An outspoken proponent of the lower-powered emissions mask, PacketHop also is supporting the higher-powered emissions mask with this release, Howse said.
“The interesting thing is, we initially thought that potentially there would be two products, due to the specialized nature of the two [power levels],” Howse said. “Nowadays, what we’re seeing is a whole host of 802.11 radio vendors that support both. So there’s really no difference required between the two masks. The benefit to end-users is that they get both the low power and high powered capability in a single product at very low cost.
“It provides for a much more cost-effective system. … It not just supports the economies of scale, it also means you don’t have to reinvent another chip, so it gets you out of the specialized equipment business. So, in a single product, you can now support a 2.4, 4.9 and 5.0, and the customer can select which one they want to use.”
Even with the performance gains available at 4.9 GHz, the PacketHop technology has limited range. To provide wide-area coverage, the latest PacketHop system also supports cellular data networks from the CDMA and GSM families to enable remote connectivity outside the localized PacketHop ad hoc networks, Howse said.

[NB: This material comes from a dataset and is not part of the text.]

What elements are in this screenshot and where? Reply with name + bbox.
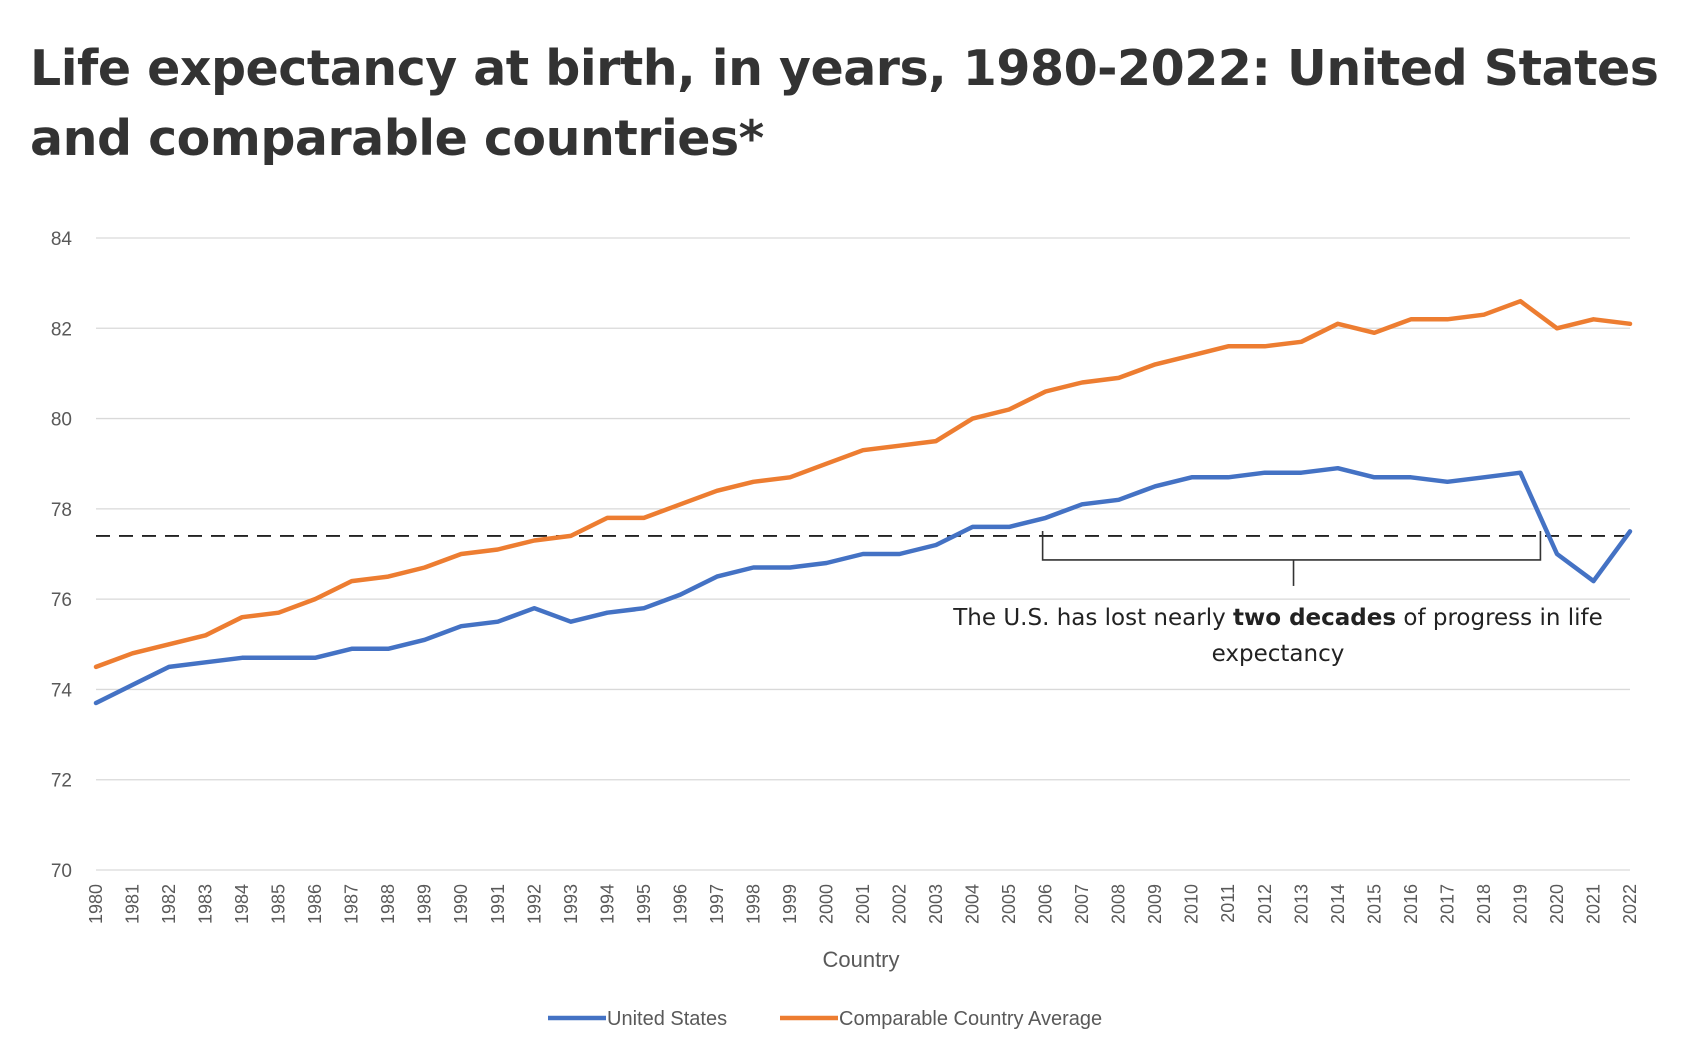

“Access points aren’t mobile, but your cellular data connections are,” he said. “The beauty of this is you can be well outside the perimeter of the PacketHop broadband network and still have connectivity into the mesh through a cellular data connection. From an end-user’s perspective, it’s completely seamless as they roam between the high-bandwidth, localized 4.9 GHz network and the low-bandwidth cellular data network.”
Future releases of the PacketHop software will include support for new wireless standards such as WiMAX. In fact, PacketHop is a partner of M2Z Networks, which has proposed to the FCC the building of a nationwide WiMAX network.